Не менее беспокоящим аспектом взрывной волны от тройного удара по Дрездену был эффект, судя по всему, произведенный на высшие эшелоны власти — официальных лиц Национал-социалистической рабочей партии и на правительство Германии. В течение месяца с нарастающей интенсивностью доктор Геббельс вбивал в головы историю о плане Моргентау, полуправде-полуфантазии для послевоенной Германии, который, как предполагалось, противник собирался обсуждать в Ялте. Теперь, неожиданно и драматично, кошмар, который зародился в их собственных хаотичных мозгах, стал сбываться. Вдруг, как показали первые данные, поступившие в Берлин, «от двух до трехсот тысяч человек» было истреблено в крупном германском городе. Инспектор немецкой пожарной службы писал после войны в мемуарах: «Большой пожар в Дрездене подогревал подозрения в том, что западные союзники были озабочены лишь ликвидацией немецкого народа. В последний раз Дрезден объединил немцев под знаменем свастики и бросил их в объятия своей службы пропаганды, которая теперь более вероятно, чем до этого, могла делать упор на страх: страх перед безжалостными авианалетами, страх перед ратификацией плана Моргентау, страх перед опасностью вымирания».
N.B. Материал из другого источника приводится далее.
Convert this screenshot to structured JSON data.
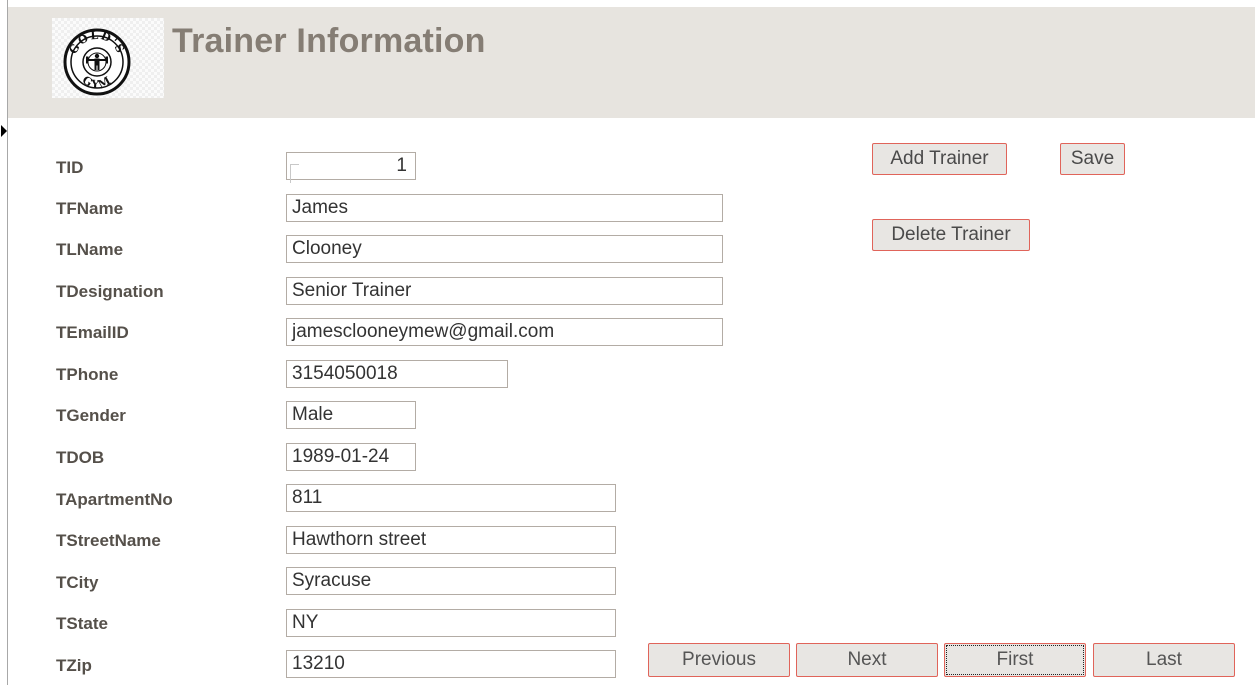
{
  "header": {
    "title": "Trainer Information",
    "logo_text": "GOLD'S GYM"
  },
  "fields": [
    {
      "label": "TID",
      "value": "1"
    },
    {
      "label": "TFName",
      "value": "James"
    },
    {
      "label": "TLName",
      "value": "Clooney"
    },
    {
      "label": "TDesignation",
      "value": "Senior Trainer"
    },
    {
      "label": "TEmailID",
      "value": "jamesclooneymew@gmail.com"
    },
    {
      "label": "TPhone",
      "value": "3154050018"
    },
    {
      "label": "TGender",
      "value": "Male"
    },
    {
      "label": "TDOB",
      "value": "1989-01-24"
    },
    {
      "label": "TApartmentNo",
      "value": "811"
    },
    {
      "label": "TStreetName",
      "value": "Hawthorn street"
    },
    {
      "label": "TCity",
      "value": "Syracuse"
    },
    {
      "label": "TState",
      "value": "NY"
    },
    {
      "label": "TZip",
      "value": "13210"
    }
  ],
  "actions": {
    "add_trainer": "Add Trainer",
    "save": "Save",
    "delete_trainer": "Delete Trainer"
  },
  "navigation": {
    "previous": "Previous",
    "next": "Next",
    "first": "First",
    "last": "Last"
  },
  "colors": {
    "header_bg": "#e7e4df",
    "title": "#857d74",
    "label": "#55504a",
    "button_border": "#e0645a"
  }
}
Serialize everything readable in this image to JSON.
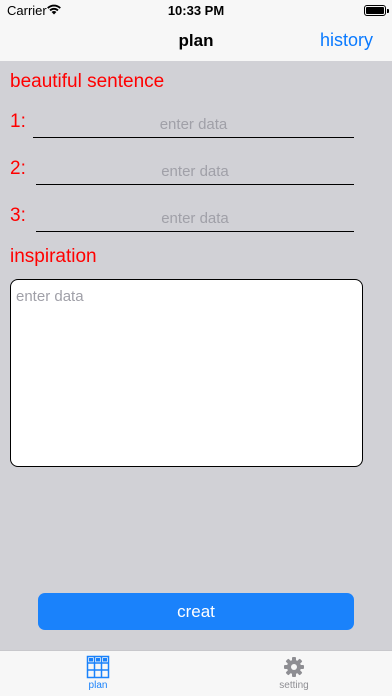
{
  "status_bar": {
    "carrier": "Carrier",
    "time": "10:33 PM"
  },
  "nav": {
    "title": "plan",
    "history_label": "history"
  },
  "form": {
    "sentence_heading": "beautiful sentence",
    "sentences": [
      {
        "number": "1:",
        "placeholder": "enter data",
        "value": ""
      },
      {
        "number": "2:",
        "placeholder": "enter data",
        "value": ""
      },
      {
        "number": "3:",
        "placeholder": "enter data",
        "value": ""
      }
    ],
    "inspiration_heading": "inspiration",
    "inspiration_placeholder": "enter data",
    "inspiration_value": ""
  },
  "create_button_label": "creat",
  "tabs": [
    {
      "label": "plan",
      "icon": "grid-icon",
      "selected": true
    },
    {
      "label": "setting",
      "icon": "gear-icon",
      "selected": false
    }
  ],
  "colors": {
    "accent": "#1a82fb",
    "label_red": "#ff0000",
    "background": "#d1d1d6",
    "inactive_tab": "#8e8e93"
  }
}
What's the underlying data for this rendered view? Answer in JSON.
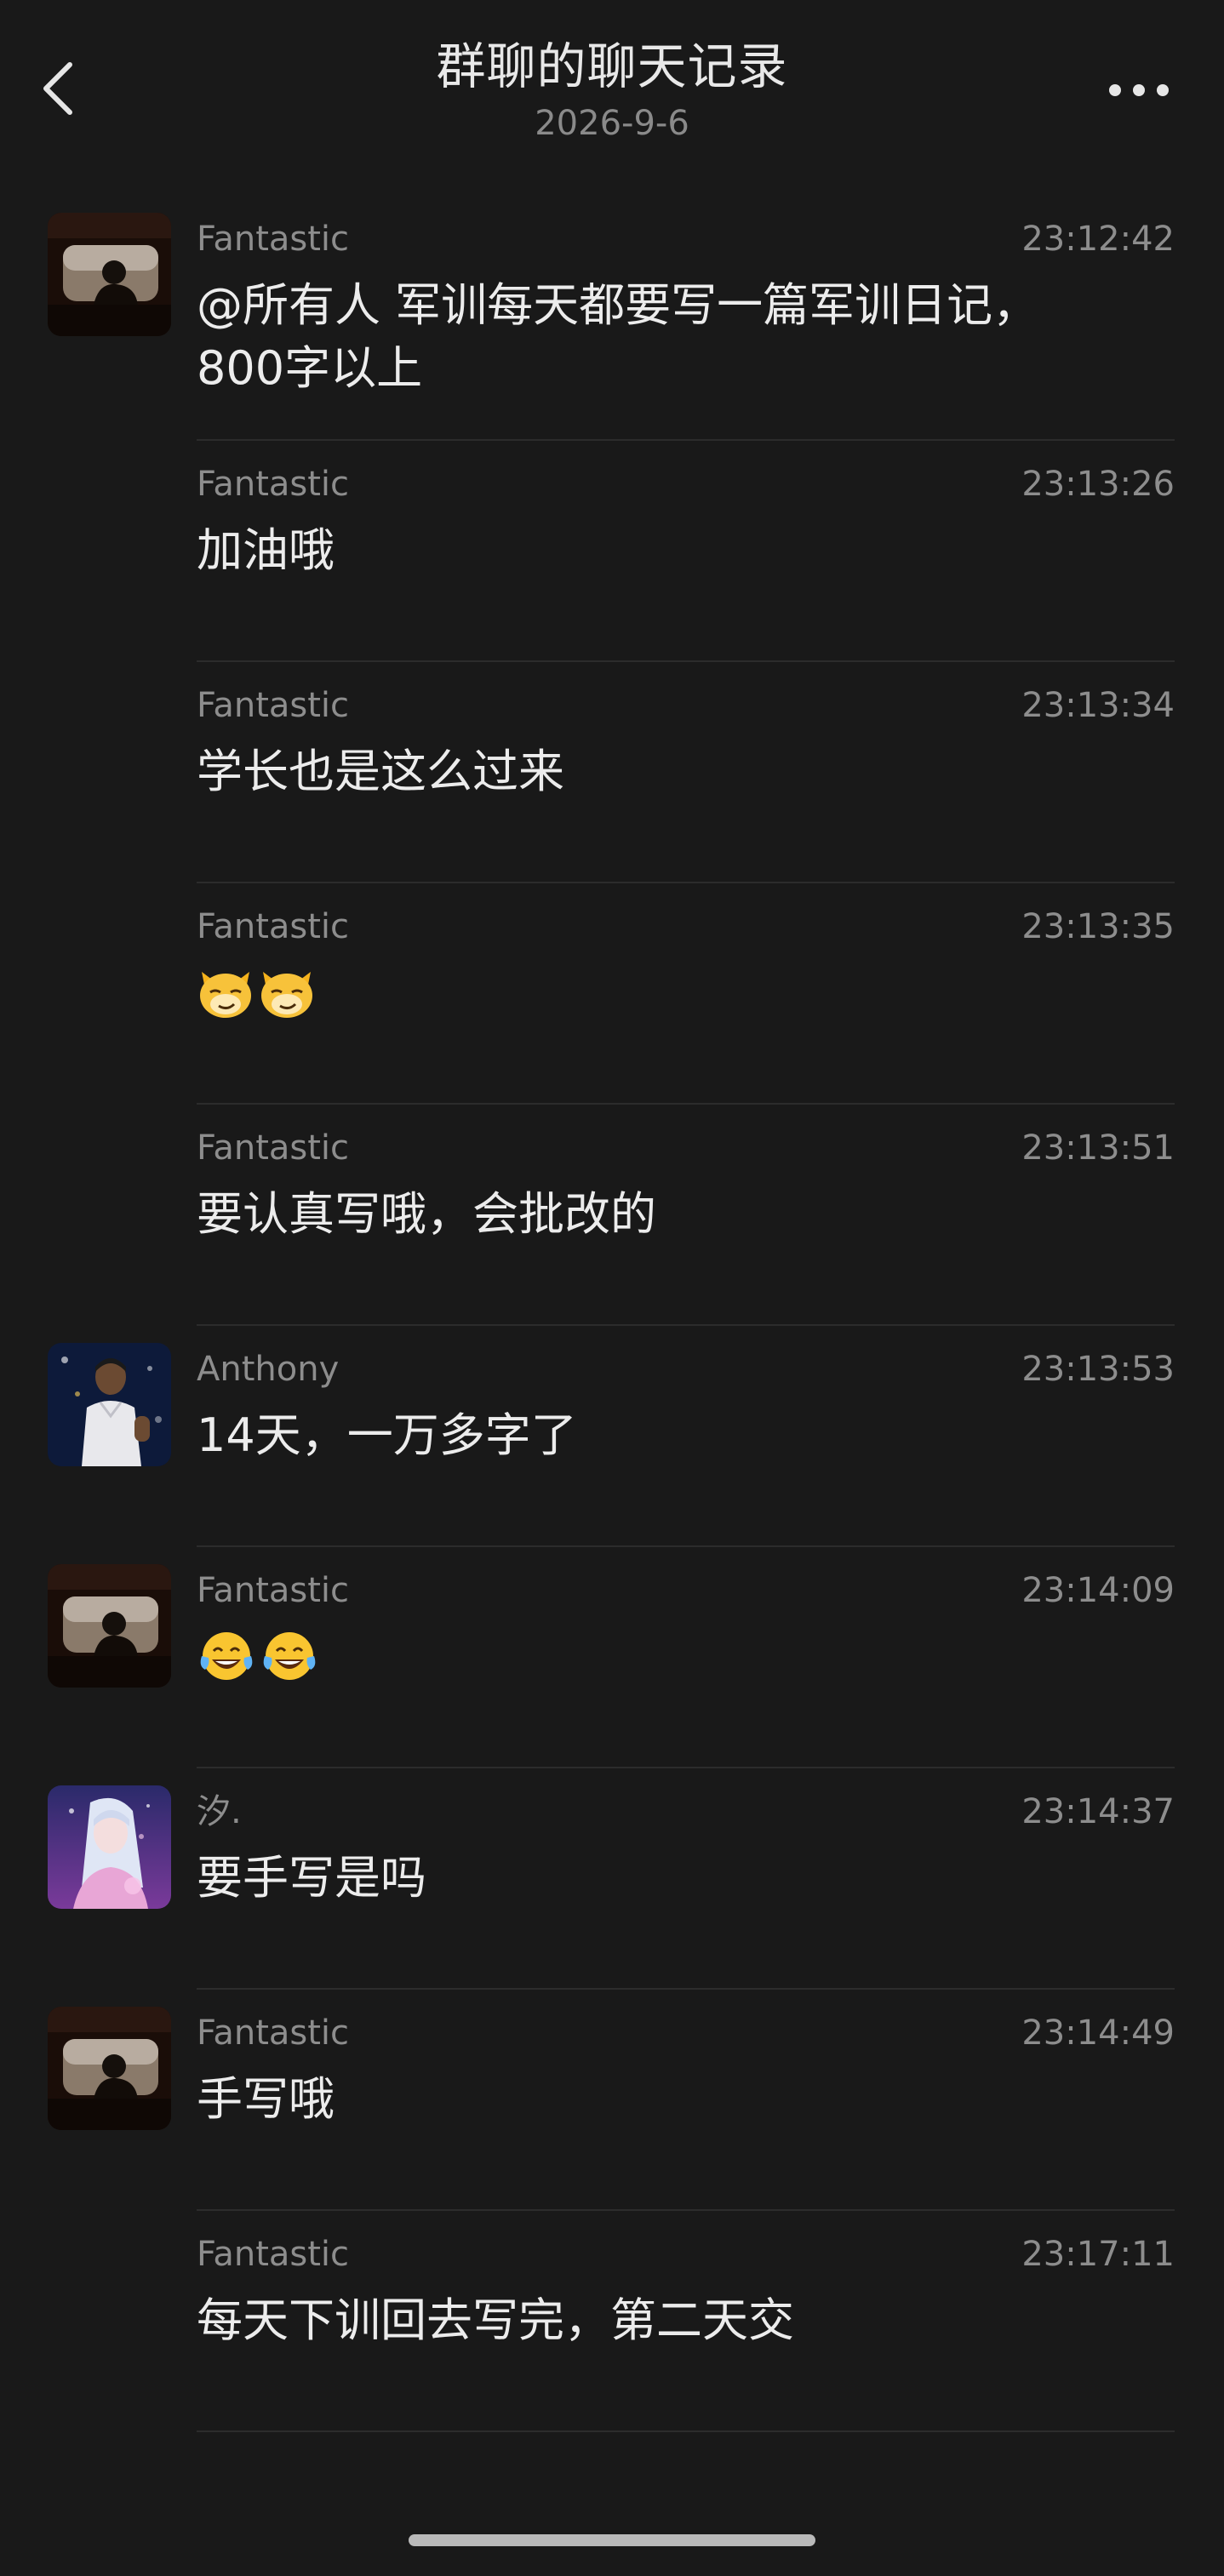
{
  "header": {
    "title": "群聊的聊天记录",
    "date": "2026-9-6"
  },
  "messages": [
    {
      "sender": "Fantastic",
      "time": "23:12:42",
      "text": "@所有人 军训每天都要写一篇军训日记，\n800字以上",
      "avatar": "window-silhouette-avatar"
    },
    {
      "sender": "Fantastic",
      "time": "23:13:26",
      "text": "加油哦",
      "avatar": ""
    },
    {
      "sender": "Fantastic",
      "time": "23:13:34",
      "text": "学长也是这么过来",
      "avatar": ""
    },
    {
      "sender": "Fantastic",
      "time": "23:13:35",
      "text": "",
      "emoji": [
        "smirk-cat-emoji",
        "smirk-cat-emoji"
      ],
      "avatar": ""
    },
    {
      "sender": "Fantastic",
      "time": "23:13:51",
      "text": "要认真写哦，会批改的",
      "avatar": ""
    },
    {
      "sender": "Anthony",
      "time": "23:13:53",
      "text": "14天，一万多字了",
      "avatar": "basketball-player-avatar"
    },
    {
      "sender": "Fantastic",
      "time": "23:14:09",
      "text": "",
      "emoji": [
        "tears-of-joy-emoji",
        "tears-of-joy-emoji"
      ],
      "avatar": "window-silhouette-avatar"
    },
    {
      "sender": "汐.",
      "time": "23:14:37",
      "text": "要手写是吗",
      "avatar": "anime-girl-avatar"
    },
    {
      "sender": "Fantastic",
      "time": "23:14:49",
      "text": "手写哦",
      "avatar": "window-silhouette-avatar"
    },
    {
      "sender": "Fantastic",
      "time": "23:17:11",
      "text": "每天下训回去写完，第二天交",
      "avatar": ""
    }
  ],
  "colors": {
    "background": "#191919",
    "text": "#ececec",
    "secondary_text": "#8d8d8d",
    "divider": "#2c2c2c"
  }
}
Другие высшие германские офицеры придерживались противоположных взглядов по поводу морального духа после тройного удара. «Когда эта катастрофа стала известна всей Германии, моральный дух был подорван повсюду», — признавал на допросе полковник, занимавший, пожалуй, значительное положение в люфтваффе. Однако тем в Дрездене, кто выжил в первой атаке, должно было действительно казаться, что все они предупреждены относительно плана Моргентау союзников, который только материализовывался слишком быстро.
На площади Альтмаркт в Дрездене под монументом, возведенным после Франко-прусской войны, были поставлены большие, на площади 8 квадратных метров, стационарные емкости для воды. Несколько сот человек пытались спастись и загасить горящую одежду, забравшись в эти емкости. Хотя стенки емкостей были на высоте 80 сантиметров над землей, фактически глубина там около 3 метров, и скользкие бетонные стенки не позволяли выбраться оттуда. Тех, кто умел плавать, утащили под воду те, кто не умел. Когда спасательные команды к вечеру следующего дня пробились на площадь Альтмаркт, емкости были наполовину пусты — вода испарилась от жара. Люди внутри все были мертвы.
Перед начальником принадлежащей организации Шпеера транспортной компании, базировавшейся в Дрездене, предстало жуткое зрелище, когда он и его подчиненные, наконец, пробрались к Линденауплац, площади к югу от Центрального вокзала, где была их штаб-квартира.
«Линденауплац была размером 100 на 150 метров. В центре площади лежал старик, рядом две мертвые лошади. Сотни тел, совершенно обнаженных, были разбросаны вокруг. Трамвайное депо оказалось взорвано. Рядом с депо был общественный туалет из гофрированного железа. Возле входа в него на меховом пальто ничком лежала женщина лет тридцати, совершенно обнаженная, неподалеку валялось ее удостоверение, указывавшее на то, что она приехала из Берлина. В нескольких метрах от нее лежали два мальчика приблизительно восьми и десяти лет, тесно прижавшиеся друг к другу, лицом уткнувшись в землю. Они тоже были совершенно обнаженными. Их согнутые ноги одеревенели. На рекламной тумбе, которая была перевернута, лежали два тела, также обнаженные. Нас было примерно двадцать или тридцать человек, из тех, кто видел эту сцену. Насколько мы могли разобрать, люди находились в подвалах слишком долго; в конце концов они были вынуждены выскочить оттуда, так как все равно задохнулись бы от недостатка кислорода».
В этом случае вряд ли причиной смерти стало отравление угарным газом: трупное окоченение не наступало бы так, как было описано.